Before you load up the grill, brush your veggies with heart-healthy cooking oils like olive oil or avocado oil, which are packed with monounsaturated fats — a healthier option compared to the saturated fats found in butter and coconut oil, says James. “I enjoy grilling with avocado oil because it has a higher smoke point than olive oil, but a similar fruity flavor profile,” she says. Even with healthy fats, though, portion control is key to keep your calories in check. “A single swipe of oil using a pastry brush is plenty to prevent sticking and maintain flavor,” says James.
When it comes to healthy grilling, you’re better off reducing grill marks and charring on your meat. “Grilling gets a bad reputation for inducing the production of carcinogens known as heterocyclic amines (HCAs) due to the high cooking temperatures,” explains James. “HCAs cause changes in DNA that may increase your risk of cancer.”

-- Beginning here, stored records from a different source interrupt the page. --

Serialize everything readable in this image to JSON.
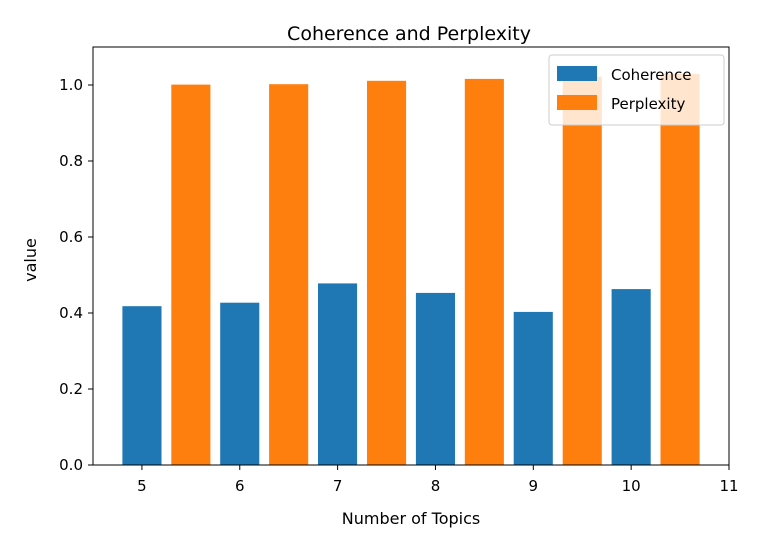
{
  "chart_data": {
    "type": "bar",
    "title": "Coherence and Perplexity",
    "xlabel": "Number of Topics",
    "ylabel": "value",
    "x_ticks": [
      5,
      6,
      7,
      8,
      9,
      10,
      11
    ],
    "y_ticks": [
      0.0,
      0.2,
      0.4,
      0.6,
      0.8,
      1.0
    ],
    "y_tick_labels": [
      "0.0",
      "0.2",
      "0.4",
      "0.6",
      "0.8",
      "1.0"
    ],
    "xlim": [
      4.5,
      11.0
    ],
    "ylim": [
      0.0,
      1.1
    ],
    "bar_width": 0.4,
    "legend_position": "top-right",
    "grid": false,
    "series": [
      {
        "name": "Coherence",
        "color": "#1f77b4",
        "x": [
          5,
          6,
          7,
          8,
          9,
          10
        ],
        "values": [
          0.418,
          0.427,
          0.478,
          0.453,
          0.403,
          0.463
        ]
      },
      {
        "name": "Perplexity",
        "color": "#ff7f0e",
        "x": [
          5.5,
          6.5,
          7.5,
          8.5,
          9.5,
          10.5
        ],
        "values": [
          1.001,
          1.002,
          1.011,
          1.016,
          1.022,
          1.029
        ]
      }
    ]
  }
}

The fix is flavorful, though: You can cut the production of nearly 100% of HCAs by mixing black pepper and antioxidant-rich spices (like oregano, basil, thyme and garlic) into your meat, shows a recent study at Kansas State University. “Whisk together some balsamic vinegar or lemon juice with some fresh herbs, olive oil and a drizzle of honey for the perfect marinade,” suggests White. Don’t let your meat marinate for too long, though — after a couple of hours, protective antioxidants can begin to decompose.
“Another barbecue pitfall are all of those creamy sauces. While mayo and sour cream are tasty, they can get you into trouble with high amounts of calories and unhealthy fats,” says White. Here’s what to do: Substitute high-protein, nonfat Greek yogurt for half or all of the mayo or sour cream you typically use in your potato salad, coleslaw and dips, she suggests. For a healthier burger, try swapping your go-to mayo for a slice of avocado, suggests James. “You might not cut many calories, but you will certainly improve the quality of the fat and boost the micronutrient content,” she says. In fact, a review in the Journal of Clinical Lipidology finds making the switch to avocado can help lower your cholesterol levels.

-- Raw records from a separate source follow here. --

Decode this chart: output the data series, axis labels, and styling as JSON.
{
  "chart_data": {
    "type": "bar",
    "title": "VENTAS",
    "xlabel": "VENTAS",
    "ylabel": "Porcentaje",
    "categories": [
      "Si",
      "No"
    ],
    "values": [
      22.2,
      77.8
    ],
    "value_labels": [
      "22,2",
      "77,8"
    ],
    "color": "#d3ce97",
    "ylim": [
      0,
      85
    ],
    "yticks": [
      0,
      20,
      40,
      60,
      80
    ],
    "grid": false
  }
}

Make room on your grill for fresh, seasonal produce like zucchini, yellow squash and summer squashes (which are rich in various B vitamins and vitamin C) for a quick and easy side, says James. “You can spear veggies onto a skewer or make single-serve veggie steaming grill packets,” suggests Amanda A. Kostro Miller, registered dietitian and advisory board member for Smart Healthy Living. To boost their flavor, “just take a squeeze of lemon and add salt, pepper and chopped herbs like parsley, cilantro, mint or chives to drizzle over the squash for a colorful, elevated side,” says James.

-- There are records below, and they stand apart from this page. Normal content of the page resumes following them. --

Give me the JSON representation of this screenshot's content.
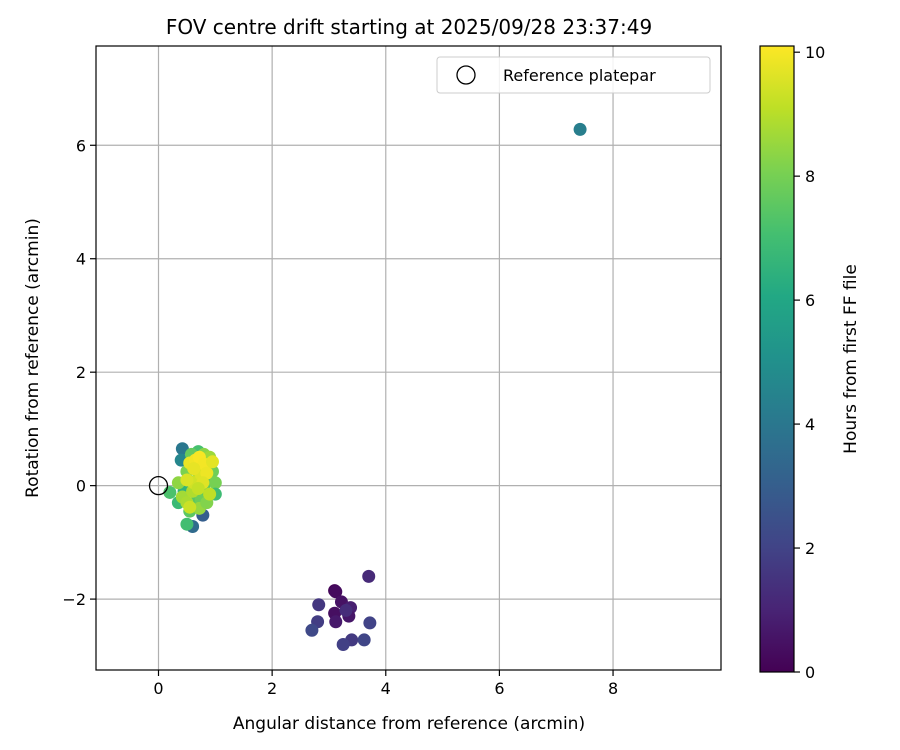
{
  "chart_data": {
    "type": "scatter",
    "title": "FOV centre drift starting at 2025/09/28 23:37:49",
    "xlabel": "Angular distance from reference (arcmin)",
    "ylabel": "Rotation from reference (arcmin)",
    "xlim": [
      -1.1,
      9.9
    ],
    "ylim": [
      -3.25,
      7.75
    ],
    "xticks": [
      0,
      2,
      4,
      6,
      8
    ],
    "yticks": [
      -2,
      0,
      2,
      4,
      6
    ],
    "grid": true,
    "legend_position": "top-right",
    "reference": {
      "label": "Reference platepar",
      "x": 0,
      "y": 0
    },
    "colorbar": {
      "label": "Hours from first FF file",
      "range": [
        0,
        10.1
      ],
      "ticks": [
        0,
        2,
        4,
        6,
        8,
        10
      ],
      "colormap": "viridis"
    },
    "points": [
      {
        "x": 3.1,
        "y": -1.85,
        "h": 0.1
      },
      {
        "x": 3.12,
        "y": -1.87,
        "h": 0.3
      },
      {
        "x": 3.22,
        "y": -2.05,
        "h": 0.5
      },
      {
        "x": 3.38,
        "y": -2.15,
        "h": 0.9
      },
      {
        "x": 3.1,
        "y": -2.25,
        "h": 0.4
      },
      {
        "x": 3.35,
        "y": -2.3,
        "h": 0.6
      },
      {
        "x": 3.12,
        "y": -2.4,
        "h": 0.7
      },
      {
        "x": 3.7,
        "y": -1.6,
        "h": 1.2
      },
      {
        "x": 2.82,
        "y": -2.1,
        "h": 1.6
      },
      {
        "x": 2.8,
        "y": -2.4,
        "h": 1.8
      },
      {
        "x": 2.7,
        "y": -2.55,
        "h": 2.2
      },
      {
        "x": 3.72,
        "y": -2.42,
        "h": 2.0
      },
      {
        "x": 3.4,
        "y": -2.72,
        "h": 1.7
      },
      {
        "x": 3.25,
        "y": -2.8,
        "h": 1.9
      },
      {
        "x": 3.62,
        "y": -2.72,
        "h": 2.1
      },
      {
        "x": 3.3,
        "y": -2.2,
        "h": 1.3
      },
      {
        "x": 7.42,
        "y": 6.28,
        "h": 4.3
      },
      {
        "x": 0.42,
        "y": 0.65,
        "h": 4.0
      },
      {
        "x": 0.4,
        "y": 0.45,
        "h": 4.6
      },
      {
        "x": 0.6,
        "y": -0.72,
        "h": 3.5
      },
      {
        "x": 0.78,
        "y": -0.52,
        "h": 3.0
      },
      {
        "x": 0.6,
        "y": 0.3,
        "h": 5.5
      },
      {
        "x": 0.7,
        "y": -0.2,
        "h": 5.0
      },
      {
        "x": 0.2,
        "y": -0.12,
        "h": 7.2
      },
      {
        "x": 0.5,
        "y": -0.68,
        "h": 7.0
      },
      {
        "x": 0.35,
        "y": -0.3,
        "h": 6.8
      },
      {
        "x": 0.45,
        "y": -0.1,
        "h": 6.5
      },
      {
        "x": 0.55,
        "y": -0.45,
        "h": 7.5
      },
      {
        "x": 0.65,
        "y": -0.3,
        "h": 7.4
      },
      {
        "x": 0.75,
        "y": -0.25,
        "h": 7.8
      },
      {
        "x": 0.8,
        "y": -0.05,
        "h": 7.6
      },
      {
        "x": 0.9,
        "y": 0.1,
        "h": 7.3
      },
      {
        "x": 0.95,
        "y": 0.25,
        "h": 7.9
      },
      {
        "x": 1.0,
        "y": 0.05,
        "h": 8.0
      },
      {
        "x": 1.0,
        "y": -0.15,
        "h": 6.9
      },
      {
        "x": 0.7,
        "y": 0.6,
        "h": 7.1
      },
      {
        "x": 0.58,
        "y": 0.55,
        "h": 7.7
      },
      {
        "x": 0.8,
        "y": 0.55,
        "h": 8.3
      },
      {
        "x": 0.9,
        "y": 0.5,
        "h": 8.6
      },
      {
        "x": 0.5,
        "y": 0.25,
        "h": 8.1
      },
      {
        "x": 0.35,
        "y": 0.05,
        "h": 8.4
      },
      {
        "x": 0.42,
        "y": -0.2,
        "h": 8.7
      },
      {
        "x": 0.5,
        "y": -0.3,
        "h": 8.8
      },
      {
        "x": 0.6,
        "y": -0.1,
        "h": 8.9
      },
      {
        "x": 0.68,
        "y": 0.1,
        "h": 9.0
      },
      {
        "x": 0.72,
        "y": -0.4,
        "h": 8.5
      },
      {
        "x": 0.85,
        "y": -0.3,
        "h": 8.2
      },
      {
        "x": 0.9,
        "y": -0.15,
        "h": 9.1
      },
      {
        "x": 0.55,
        "y": -0.38,
        "h": 9.3
      },
      {
        "x": 0.62,
        "y": 0.05,
        "h": 9.4
      },
      {
        "x": 0.75,
        "y": 0.2,
        "h": 9.6
      },
      {
        "x": 0.55,
        "y": 0.4,
        "h": 9.8
      },
      {
        "x": 0.65,
        "y": 0.45,
        "h": 9.9
      },
      {
        "x": 0.72,
        "y": 0.5,
        "h": 10.0
      },
      {
        "x": 0.8,
        "y": 0.38,
        "h": 9.95
      },
      {
        "x": 0.85,
        "y": 0.22,
        "h": 9.85
      },
      {
        "x": 0.95,
        "y": 0.42,
        "h": 9.7
      },
      {
        "x": 0.62,
        "y": 0.3,
        "h": 9.75
      },
      {
        "x": 0.78,
        "y": 0.05,
        "h": 9.65
      },
      {
        "x": 0.5,
        "y": 0.1,
        "h": 9.55
      },
      {
        "x": 0.7,
        "y": -0.05,
        "h": 9.2
      }
    ]
  }
}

Making dessert on your grill is easier than you might think: “Peaches, pineapple, watermelon, pears and many other fruits are extra delicious when grilled,” says Kostro Miller. As fruit naturally caramelizes, it makes for a sweet treat that’s lower in fat, calories and sugar than other desserts. Brush on a little cooking oil, skewer a few chunks of fruit or just place fruit slices face-down on the grill.
Use your plate as a visual guide to check your portion sizes, suggests James. Reserve a quarter of your plate for protein (Think: a piece of meat, fish or a veggie burger the size of a deck of cards), at least half of the plate for non-starchy veggies (like coleslaw, broccoli salad and squash) and a quarter for starches (like a whole-grain bun, potato salad or corn on the cob), she suggests. Piling on a half-plate of veggies ensures you’re getting in enough fiber, vitamins, minerals and phytonutrients. If you’re watching your weight, “these vegetables not only provide a delightful and interesting texture and contrast to other foods on the plate, but they are also low in calories,” says James.